花嫁と咎人
忍び寄る病魔
異変に気がついたのは、5番街に入ってすぐの事だった。
「―っ、げほっ、げほっ」
むせ返るような咳。
それは俺ではなく、フランの方で。
俺は慌てて馬を止め、彼女を覗き込んだ。
―…刺さった短剣ごと巻いた包帯。
包帯は真っ赤に染め上げられ、見るからに痛々しげだが…
幸い、殆ど出血はおさまり
不謹慎にも俺は少し安心していた。
とは言っても失血状態には変わりないし、このままだと傷口から感染症を引き起こす可能性もある。
どう考えても一刻を争う状況なのだが―…
「……、げほっ。
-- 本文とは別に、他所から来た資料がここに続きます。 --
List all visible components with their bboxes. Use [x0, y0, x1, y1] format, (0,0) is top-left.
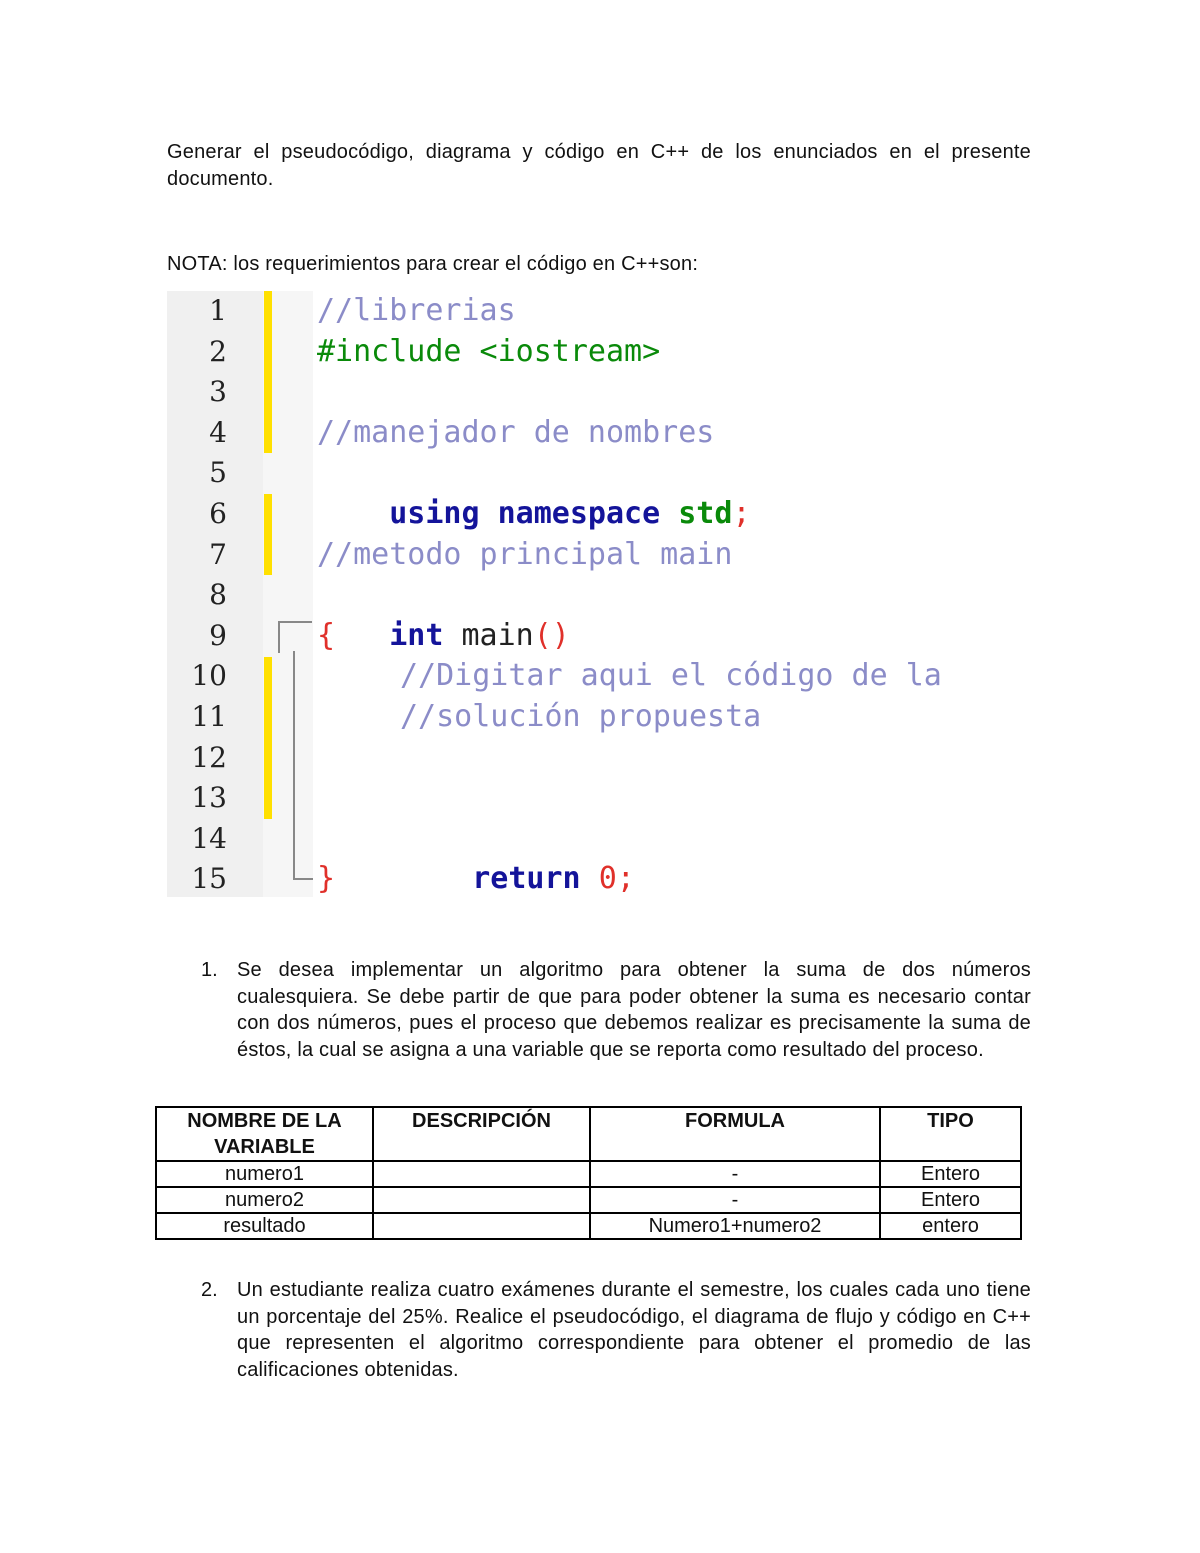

」
明らかにおかしな咳かたをするフランの額を触って、おおよその熱を測った。
―…熱い。
どうやら熱があるらしい。
怪我によるものなのか、それとも他か。
分からないが…ひとまず近くの木陰にフランを下ろし俺は再度フランを見る。
咳をする度に歪む表情。
刺さっている部分が傷むのだろう。
…ヤバイ。
俺はふいに焦りを感じた。
このまま咳が続けば傷口が広がってまた出血し始めるかもしれない。
早く何処かへ行かないと…!
もう一度彼女を毛布にくるみ、抱き上げようとしたその時。
「―…た、い」
フランの唇が、弱弱しく開いて。